You’ve been able to sit with those stocks for the last 30 years, and they’re going up and you’re in great shape.
Whereas if you buy stocks now, that’s not a comfortable position to be on.
You certainly can’t take your eye off the ball and leave them for 20 years like you could back in the ‘80s.
It’s really about buying at the right price rather than selling at the right price. If you buy things at the correct price, it takes care of a whole lot of problems for you.

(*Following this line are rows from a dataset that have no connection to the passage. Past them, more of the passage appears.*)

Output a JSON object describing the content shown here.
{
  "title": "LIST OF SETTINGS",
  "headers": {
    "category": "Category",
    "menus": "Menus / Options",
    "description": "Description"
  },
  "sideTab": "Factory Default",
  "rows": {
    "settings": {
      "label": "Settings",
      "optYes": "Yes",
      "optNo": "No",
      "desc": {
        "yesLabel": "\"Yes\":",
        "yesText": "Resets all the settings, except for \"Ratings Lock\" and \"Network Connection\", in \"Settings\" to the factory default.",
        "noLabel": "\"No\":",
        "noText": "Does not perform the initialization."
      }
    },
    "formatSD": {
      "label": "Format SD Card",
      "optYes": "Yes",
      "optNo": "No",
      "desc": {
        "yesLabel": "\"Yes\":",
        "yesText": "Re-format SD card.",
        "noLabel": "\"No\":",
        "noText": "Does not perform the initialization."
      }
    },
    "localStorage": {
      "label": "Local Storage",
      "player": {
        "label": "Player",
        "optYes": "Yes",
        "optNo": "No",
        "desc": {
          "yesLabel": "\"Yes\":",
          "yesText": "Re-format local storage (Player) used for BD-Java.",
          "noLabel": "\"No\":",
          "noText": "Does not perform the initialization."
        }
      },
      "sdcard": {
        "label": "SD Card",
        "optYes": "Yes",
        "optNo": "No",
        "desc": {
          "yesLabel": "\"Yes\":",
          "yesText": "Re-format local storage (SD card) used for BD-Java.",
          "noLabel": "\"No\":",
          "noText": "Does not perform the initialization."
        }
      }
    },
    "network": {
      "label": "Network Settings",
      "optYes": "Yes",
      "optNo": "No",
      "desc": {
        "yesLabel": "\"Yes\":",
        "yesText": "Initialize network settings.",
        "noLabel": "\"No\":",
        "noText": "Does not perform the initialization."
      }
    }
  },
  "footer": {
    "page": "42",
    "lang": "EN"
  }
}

Douglas Goldstein: You sound just like Warren Buffett, who said, “You’ve got to look at what something is really valued at.” Are you also a multibillionaire?
Grant Williams: No.
Douglas Goldstein: We’ll save that for next time.
Grant Williams: Only between midnight and three in the morning when I’m asleep.
Douglas Goldstein: But the advice is very good. Listen Grant, we are just about out of time, but I know you share a lot of your ideas and advice elsewhere.
Tell us in the last few seconds, how can people follow you and follow your work?
Grant Williams: In a couple of places, I write my letter Things That Make You Go Hmm… The website is ttmygh.com, I’m on Twitter @ttmygh, and then there’s Real Vision Television, which is another project that I’m involved in and very proud of, realvision.com where we interview, like you do, some of the smartest investment minds in the world.
Douglas Goldstein: And you are one of them. All right, Grant, I really appreciate you coming on to The Goldstein on Gelt Show. Grant Williams, thanks again.
Grant Williams: Thank you Doug, I appreciate it.